Queensland doctors are holding a rally against new work contracts they say are unfair and could force them out of the state’s public health system.

Highly skilled doctors say they will walk away from Queensland’s public health system unless the state government abandons controversial new work contracts.

A rally is being staged on Wednesday afternoon at Ipswich Hospital – the latest action by doctors who say the contracts offer them little security and could compromise patient care.

Dr Rob Thomas, who has been with Queensland Health for 14 years, is one of about 100 doctors expected to attend the rally.

He says the contracts allow changes to be made without written consent as well as remove unfair dismissal provisions, include unattainable key performance indicators, and don’t consider fatigue management.

The contracts also mean doctors could be sent anywhere in their health district, which might be hundreds of kilometres from their families, he says.

Dr Thomas, who has specialised in anaesthesia, intensive care and pain medicine, says he’s looking at his options in private hospitals.

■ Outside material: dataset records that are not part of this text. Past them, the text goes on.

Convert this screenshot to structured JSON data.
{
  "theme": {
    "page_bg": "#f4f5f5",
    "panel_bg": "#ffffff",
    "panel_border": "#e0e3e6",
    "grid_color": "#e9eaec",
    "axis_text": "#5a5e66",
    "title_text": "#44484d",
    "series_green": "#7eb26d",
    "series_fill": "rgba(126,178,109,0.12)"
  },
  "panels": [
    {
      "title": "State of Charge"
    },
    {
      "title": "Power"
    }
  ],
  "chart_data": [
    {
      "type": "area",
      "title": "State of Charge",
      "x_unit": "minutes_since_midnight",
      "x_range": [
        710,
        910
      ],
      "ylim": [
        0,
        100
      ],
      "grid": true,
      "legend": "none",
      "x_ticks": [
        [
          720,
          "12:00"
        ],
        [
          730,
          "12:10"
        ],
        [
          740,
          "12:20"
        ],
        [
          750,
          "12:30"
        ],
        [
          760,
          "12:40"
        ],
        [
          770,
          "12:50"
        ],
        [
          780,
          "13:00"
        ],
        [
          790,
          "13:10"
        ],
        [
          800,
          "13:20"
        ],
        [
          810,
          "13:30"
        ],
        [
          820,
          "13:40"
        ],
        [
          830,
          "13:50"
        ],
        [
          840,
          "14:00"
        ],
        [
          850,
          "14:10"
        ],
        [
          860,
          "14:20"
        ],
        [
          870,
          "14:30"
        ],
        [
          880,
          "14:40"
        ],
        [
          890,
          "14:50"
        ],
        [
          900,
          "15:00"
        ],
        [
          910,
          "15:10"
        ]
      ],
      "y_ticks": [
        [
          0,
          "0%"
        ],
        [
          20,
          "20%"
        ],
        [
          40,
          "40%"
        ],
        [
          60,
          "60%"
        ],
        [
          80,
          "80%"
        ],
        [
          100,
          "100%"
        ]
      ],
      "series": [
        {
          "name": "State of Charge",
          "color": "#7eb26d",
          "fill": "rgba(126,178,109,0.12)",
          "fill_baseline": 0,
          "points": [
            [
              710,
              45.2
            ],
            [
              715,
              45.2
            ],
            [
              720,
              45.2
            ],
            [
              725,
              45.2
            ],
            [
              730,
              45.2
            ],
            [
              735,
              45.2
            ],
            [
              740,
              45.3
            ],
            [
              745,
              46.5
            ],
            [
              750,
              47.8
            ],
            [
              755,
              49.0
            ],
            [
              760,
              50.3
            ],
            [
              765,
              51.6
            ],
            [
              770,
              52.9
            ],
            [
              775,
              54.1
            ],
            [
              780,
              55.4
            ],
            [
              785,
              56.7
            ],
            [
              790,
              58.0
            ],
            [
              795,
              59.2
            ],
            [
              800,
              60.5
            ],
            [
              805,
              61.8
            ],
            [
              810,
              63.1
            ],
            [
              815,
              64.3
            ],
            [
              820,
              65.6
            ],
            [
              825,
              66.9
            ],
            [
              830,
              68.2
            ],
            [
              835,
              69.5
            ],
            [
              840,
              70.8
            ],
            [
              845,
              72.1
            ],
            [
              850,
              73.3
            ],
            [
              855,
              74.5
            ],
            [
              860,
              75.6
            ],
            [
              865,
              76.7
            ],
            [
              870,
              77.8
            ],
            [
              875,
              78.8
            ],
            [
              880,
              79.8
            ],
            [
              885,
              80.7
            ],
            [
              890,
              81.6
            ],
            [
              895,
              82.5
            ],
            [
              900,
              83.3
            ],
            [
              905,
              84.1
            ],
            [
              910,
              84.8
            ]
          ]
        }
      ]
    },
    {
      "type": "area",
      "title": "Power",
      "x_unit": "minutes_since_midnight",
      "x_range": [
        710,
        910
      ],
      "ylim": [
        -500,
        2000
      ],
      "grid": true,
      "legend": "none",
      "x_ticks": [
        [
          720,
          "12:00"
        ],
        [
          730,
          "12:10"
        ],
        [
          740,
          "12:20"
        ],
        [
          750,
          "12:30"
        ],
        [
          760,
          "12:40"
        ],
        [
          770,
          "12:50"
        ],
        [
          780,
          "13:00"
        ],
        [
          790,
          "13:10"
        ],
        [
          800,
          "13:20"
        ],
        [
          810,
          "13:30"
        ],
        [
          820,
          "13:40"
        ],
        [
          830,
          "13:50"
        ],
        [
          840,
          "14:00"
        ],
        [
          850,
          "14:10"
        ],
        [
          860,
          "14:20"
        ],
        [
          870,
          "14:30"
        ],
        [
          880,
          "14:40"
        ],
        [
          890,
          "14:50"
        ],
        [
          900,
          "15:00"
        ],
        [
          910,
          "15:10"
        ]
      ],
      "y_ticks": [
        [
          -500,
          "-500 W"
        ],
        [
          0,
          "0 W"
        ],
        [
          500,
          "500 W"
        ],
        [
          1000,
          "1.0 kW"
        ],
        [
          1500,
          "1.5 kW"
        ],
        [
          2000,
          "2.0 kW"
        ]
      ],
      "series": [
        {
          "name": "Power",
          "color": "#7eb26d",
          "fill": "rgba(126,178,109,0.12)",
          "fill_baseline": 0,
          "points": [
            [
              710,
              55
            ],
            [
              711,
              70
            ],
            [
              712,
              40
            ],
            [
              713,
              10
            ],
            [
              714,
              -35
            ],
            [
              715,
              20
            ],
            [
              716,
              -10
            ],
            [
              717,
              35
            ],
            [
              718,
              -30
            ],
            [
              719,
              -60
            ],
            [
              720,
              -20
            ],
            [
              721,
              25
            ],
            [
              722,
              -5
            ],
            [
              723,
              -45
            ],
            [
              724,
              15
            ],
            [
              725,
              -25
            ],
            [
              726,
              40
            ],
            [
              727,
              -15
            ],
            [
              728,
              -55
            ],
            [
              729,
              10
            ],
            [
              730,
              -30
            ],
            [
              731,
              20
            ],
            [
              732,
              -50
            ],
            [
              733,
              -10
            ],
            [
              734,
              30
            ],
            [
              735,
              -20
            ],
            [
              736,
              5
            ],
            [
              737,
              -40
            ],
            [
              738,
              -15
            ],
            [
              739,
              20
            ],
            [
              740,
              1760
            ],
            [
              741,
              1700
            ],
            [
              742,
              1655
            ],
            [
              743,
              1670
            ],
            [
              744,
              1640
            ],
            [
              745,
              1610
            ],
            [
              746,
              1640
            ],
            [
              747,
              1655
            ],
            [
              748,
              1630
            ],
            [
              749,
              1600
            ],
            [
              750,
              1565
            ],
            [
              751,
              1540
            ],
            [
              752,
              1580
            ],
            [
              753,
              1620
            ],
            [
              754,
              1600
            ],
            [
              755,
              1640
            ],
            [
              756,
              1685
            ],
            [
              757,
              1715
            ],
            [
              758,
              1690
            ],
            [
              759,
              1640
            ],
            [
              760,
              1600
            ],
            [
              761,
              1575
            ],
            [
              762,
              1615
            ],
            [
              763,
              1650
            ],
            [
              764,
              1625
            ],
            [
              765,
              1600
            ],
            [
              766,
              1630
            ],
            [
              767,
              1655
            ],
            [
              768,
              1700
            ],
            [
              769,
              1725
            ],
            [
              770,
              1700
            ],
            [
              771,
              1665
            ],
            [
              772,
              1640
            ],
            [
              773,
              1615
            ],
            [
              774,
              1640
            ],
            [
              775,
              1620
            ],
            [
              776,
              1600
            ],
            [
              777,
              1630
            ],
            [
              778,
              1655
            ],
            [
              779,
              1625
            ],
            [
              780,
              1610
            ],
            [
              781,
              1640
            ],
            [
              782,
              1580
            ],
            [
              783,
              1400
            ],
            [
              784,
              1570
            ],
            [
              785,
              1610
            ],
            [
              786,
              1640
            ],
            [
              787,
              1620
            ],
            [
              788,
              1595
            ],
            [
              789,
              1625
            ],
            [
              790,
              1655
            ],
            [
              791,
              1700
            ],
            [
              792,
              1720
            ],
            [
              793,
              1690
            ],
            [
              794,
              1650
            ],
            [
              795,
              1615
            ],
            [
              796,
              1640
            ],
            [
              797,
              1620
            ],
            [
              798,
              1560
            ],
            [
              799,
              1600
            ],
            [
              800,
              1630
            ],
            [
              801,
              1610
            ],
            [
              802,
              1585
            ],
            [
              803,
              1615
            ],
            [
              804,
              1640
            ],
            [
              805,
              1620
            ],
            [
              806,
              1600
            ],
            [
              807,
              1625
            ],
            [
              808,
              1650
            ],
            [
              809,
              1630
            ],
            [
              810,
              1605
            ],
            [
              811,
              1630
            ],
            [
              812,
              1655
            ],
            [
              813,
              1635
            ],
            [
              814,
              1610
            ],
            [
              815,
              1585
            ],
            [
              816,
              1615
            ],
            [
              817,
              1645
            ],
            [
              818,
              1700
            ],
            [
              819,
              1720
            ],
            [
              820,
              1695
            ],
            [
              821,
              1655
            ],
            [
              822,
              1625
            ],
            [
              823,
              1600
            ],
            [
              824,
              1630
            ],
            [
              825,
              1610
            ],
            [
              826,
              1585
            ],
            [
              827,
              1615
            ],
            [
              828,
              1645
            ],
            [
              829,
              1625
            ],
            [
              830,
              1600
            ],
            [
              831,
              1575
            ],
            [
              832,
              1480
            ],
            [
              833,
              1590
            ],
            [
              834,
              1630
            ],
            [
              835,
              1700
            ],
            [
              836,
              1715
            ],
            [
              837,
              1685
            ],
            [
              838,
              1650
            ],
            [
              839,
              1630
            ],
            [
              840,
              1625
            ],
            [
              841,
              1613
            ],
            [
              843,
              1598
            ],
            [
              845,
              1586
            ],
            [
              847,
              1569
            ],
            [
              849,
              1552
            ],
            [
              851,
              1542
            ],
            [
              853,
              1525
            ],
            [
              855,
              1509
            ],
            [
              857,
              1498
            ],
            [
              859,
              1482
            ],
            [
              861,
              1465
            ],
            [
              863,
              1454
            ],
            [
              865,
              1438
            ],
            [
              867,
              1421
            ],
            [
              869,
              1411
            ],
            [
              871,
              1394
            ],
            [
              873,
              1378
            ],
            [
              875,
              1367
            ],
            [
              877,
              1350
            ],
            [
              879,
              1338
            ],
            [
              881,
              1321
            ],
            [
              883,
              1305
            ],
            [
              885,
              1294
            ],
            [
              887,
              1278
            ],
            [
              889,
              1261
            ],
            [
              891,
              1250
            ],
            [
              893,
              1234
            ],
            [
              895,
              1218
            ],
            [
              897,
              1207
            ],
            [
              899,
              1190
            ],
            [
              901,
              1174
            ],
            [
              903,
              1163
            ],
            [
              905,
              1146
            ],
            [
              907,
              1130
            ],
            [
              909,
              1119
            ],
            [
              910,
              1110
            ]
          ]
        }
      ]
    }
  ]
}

“I will certainly be walking if this happens and I certainly am aware of other major specialties that are not easily replaced – for example transplant surgeons – who are quite prepared to take their skills elsewhere,” Dr Thomas told AAP.

“You have to draw a line in the sand somewhere about your life.

“If they’re going to impose untenable conditions that put yourself at professional risk … then you have to move on.”

Dr Thomas said doctors felt frustrated about having to mount a campaign against the contracts.

“Doctors don’t want to get involved in political conflict,” he said.

“We want to resolve these issues and what isn’t being seen are the months and months of attempts to negotiate with the government and we are being stonewalled and just being given ‘party line’ responses.”

Unions have warned that many of the state’s 3500 senior medical officers could move interstate or into the private system as early as the end of March.

Assistant Health Minister Dr Chris Davis, a former president of the Australian Medical Association Queensland, has also threatened to quit cabinet if the new contracts cause patient harm.

But the government says the contracts are a good deal for doctors, and a lot of misinformation is being circulated.

Premier Campbell Newman this week urged doctors to see through that and consider how the contracts would improve things.

“They are getting the best deal of any state and it is also a better deal than they would get in the private sector as well,” Mr Newman told parliament on Tuesday.